During Mr. Obama’s reign, the conservative-minded Mr. Yenser enjoyed trying to win audiences over one one-liner at a time. But Mr. Trump’s administration presents him with much bigger challenges.

“He’s Republican, so conservatives see some positives compared to liberals, but Trump isn’t a traditionally conservative person, and his policies aren’t all conservative,” Mr. Yenser said. “It’s interesting trying to present conservative views in a comedic way while differing yourself from the attacks liberal comics make against Trump.

“You still want to be a satirist and go after Trump [but] from a conservative point of view.”

But do jokes about the president — whoever is in office — really change people’s minds or simply reinforce their already established prejudices on the chief executive?

“[Humor] serves a very important function, but I don’t think it changes many people’s minds,” said Mr. Crowder.

However, he finds Mr. Trump’s claim that he’s “more presidential” than all of his predecessors — except Lincoln — risible.

“You can’t help but laugh at such a ridiculous statement,” he said, “but it’s also concerning.”

“I care about deeds — that the economy is booming, [Bashar] Assad is not using poison gas [in Syria], we’re standing up to North Koreans instead of kowtowing to them,” said the right-leaning Mr. Sayet. “[Mr. Trump‘s] words do sometimes bother me, but I care about deeds.”

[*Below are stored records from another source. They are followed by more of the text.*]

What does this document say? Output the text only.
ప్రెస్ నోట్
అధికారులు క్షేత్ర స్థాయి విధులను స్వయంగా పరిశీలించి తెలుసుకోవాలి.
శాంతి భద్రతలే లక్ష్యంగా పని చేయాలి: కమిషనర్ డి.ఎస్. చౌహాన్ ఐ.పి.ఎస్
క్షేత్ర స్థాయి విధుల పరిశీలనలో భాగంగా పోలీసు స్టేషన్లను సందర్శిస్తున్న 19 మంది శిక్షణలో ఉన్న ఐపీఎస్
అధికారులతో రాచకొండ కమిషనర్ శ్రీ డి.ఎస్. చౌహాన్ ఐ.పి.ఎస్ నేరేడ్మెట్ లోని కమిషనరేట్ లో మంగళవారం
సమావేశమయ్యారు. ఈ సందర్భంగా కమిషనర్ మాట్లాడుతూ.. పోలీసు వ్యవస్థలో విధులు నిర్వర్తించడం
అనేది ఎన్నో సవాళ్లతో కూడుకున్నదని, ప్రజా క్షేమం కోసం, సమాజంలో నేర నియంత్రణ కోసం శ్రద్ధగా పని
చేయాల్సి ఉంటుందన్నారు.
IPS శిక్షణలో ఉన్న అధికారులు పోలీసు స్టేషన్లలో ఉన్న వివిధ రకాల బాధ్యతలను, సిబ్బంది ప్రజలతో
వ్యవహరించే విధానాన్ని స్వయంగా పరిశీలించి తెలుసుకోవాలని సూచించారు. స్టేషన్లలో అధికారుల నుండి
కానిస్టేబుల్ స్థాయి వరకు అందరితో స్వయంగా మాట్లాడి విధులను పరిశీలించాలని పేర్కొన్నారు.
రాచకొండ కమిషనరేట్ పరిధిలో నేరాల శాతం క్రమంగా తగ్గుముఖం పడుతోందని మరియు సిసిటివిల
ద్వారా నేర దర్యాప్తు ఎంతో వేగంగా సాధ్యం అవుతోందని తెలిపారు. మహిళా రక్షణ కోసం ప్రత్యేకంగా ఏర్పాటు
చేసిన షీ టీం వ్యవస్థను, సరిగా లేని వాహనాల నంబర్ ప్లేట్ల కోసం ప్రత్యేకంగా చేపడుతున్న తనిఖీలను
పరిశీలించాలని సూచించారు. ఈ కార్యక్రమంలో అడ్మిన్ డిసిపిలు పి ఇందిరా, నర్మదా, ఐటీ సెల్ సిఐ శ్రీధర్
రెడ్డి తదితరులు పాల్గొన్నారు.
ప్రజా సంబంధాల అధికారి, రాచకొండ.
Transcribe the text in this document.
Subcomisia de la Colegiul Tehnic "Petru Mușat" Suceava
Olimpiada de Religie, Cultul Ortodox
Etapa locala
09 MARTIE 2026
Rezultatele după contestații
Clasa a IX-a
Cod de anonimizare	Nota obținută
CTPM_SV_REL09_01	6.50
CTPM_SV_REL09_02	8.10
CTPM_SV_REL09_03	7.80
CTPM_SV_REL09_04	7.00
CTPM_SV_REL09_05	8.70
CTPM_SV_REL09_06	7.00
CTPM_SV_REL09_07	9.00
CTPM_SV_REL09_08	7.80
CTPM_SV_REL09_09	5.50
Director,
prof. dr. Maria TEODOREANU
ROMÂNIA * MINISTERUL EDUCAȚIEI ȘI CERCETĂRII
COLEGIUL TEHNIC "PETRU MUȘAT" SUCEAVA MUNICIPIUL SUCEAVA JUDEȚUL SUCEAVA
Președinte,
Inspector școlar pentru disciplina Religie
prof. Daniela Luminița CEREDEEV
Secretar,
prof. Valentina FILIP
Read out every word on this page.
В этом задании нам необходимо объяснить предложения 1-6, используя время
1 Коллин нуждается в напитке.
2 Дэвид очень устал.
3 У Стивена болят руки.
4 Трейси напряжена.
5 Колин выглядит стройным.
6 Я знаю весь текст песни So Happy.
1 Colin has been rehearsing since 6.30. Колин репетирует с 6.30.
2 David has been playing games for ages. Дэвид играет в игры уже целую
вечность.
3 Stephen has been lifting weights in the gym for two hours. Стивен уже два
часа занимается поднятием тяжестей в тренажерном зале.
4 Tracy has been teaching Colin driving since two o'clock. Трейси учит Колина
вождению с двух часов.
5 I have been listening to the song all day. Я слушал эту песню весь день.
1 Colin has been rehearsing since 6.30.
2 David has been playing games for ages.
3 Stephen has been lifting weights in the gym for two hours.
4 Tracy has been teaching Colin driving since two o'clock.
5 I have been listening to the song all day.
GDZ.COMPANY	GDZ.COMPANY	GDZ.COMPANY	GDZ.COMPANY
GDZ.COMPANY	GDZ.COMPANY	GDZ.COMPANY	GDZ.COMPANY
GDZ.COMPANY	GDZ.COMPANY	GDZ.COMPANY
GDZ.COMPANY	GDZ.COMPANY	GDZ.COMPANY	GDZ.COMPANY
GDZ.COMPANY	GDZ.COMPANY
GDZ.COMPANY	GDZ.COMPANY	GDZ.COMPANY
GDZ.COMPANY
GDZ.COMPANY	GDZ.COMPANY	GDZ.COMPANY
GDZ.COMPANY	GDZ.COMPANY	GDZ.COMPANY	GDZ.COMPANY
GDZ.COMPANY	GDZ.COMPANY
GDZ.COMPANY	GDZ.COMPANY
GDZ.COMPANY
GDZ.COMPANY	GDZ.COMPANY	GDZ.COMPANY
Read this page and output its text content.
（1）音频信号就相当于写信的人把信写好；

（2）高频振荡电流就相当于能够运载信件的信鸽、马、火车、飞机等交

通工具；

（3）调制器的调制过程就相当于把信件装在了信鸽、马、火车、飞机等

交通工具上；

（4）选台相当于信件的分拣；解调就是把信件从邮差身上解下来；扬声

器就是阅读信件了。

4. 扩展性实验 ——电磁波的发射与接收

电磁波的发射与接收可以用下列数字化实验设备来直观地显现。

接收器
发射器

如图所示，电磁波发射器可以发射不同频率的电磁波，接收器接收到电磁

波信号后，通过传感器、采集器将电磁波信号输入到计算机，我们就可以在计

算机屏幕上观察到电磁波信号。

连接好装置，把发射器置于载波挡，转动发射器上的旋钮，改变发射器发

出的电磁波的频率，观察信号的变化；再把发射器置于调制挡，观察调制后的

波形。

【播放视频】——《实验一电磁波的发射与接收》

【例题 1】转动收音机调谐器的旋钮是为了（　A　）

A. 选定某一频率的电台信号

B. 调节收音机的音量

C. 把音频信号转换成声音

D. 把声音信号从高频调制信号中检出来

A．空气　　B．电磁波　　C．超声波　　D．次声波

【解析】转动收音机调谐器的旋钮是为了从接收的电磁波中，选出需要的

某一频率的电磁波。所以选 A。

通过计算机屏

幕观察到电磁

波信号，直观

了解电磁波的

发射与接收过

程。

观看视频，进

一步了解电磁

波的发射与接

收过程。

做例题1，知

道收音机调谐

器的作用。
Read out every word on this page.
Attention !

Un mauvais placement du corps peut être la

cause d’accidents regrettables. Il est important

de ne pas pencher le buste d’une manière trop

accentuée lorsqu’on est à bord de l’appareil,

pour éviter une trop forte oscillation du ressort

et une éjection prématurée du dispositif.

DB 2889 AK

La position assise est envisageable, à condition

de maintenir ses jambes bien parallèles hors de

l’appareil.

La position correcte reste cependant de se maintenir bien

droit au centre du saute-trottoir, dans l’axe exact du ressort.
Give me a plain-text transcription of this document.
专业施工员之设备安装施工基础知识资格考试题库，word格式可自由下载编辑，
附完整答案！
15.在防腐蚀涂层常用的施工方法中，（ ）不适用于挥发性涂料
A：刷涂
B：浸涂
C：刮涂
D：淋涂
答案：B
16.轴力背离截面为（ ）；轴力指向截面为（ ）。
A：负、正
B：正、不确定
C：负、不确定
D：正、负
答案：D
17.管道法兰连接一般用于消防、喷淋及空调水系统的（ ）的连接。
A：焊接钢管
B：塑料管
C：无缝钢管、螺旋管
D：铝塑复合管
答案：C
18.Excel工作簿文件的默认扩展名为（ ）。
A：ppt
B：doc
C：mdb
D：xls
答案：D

At the same time, Mr. Trump’s threats, such as “fire and fury” against Pyongyang, are no laughing matter.

“This guy wants war [which would be] the only thing that’s going to secure his spot for the next four years,” said Miss Shaikh, the Pakistani-American comedian.

Mr. Crowder, the Liberal Redneck, said that while the 45th president has provided he and his colleagues with endless material, there is often something distinctly unfunny about the current White House occupant.

Trump the man is easy to laugh at. But Trump, the U.S. president, is way more terrifying than he is funny, in a worrisome, incompetent way,” Mr. Crowder said. “The dread definitely outweighs the humor to me.”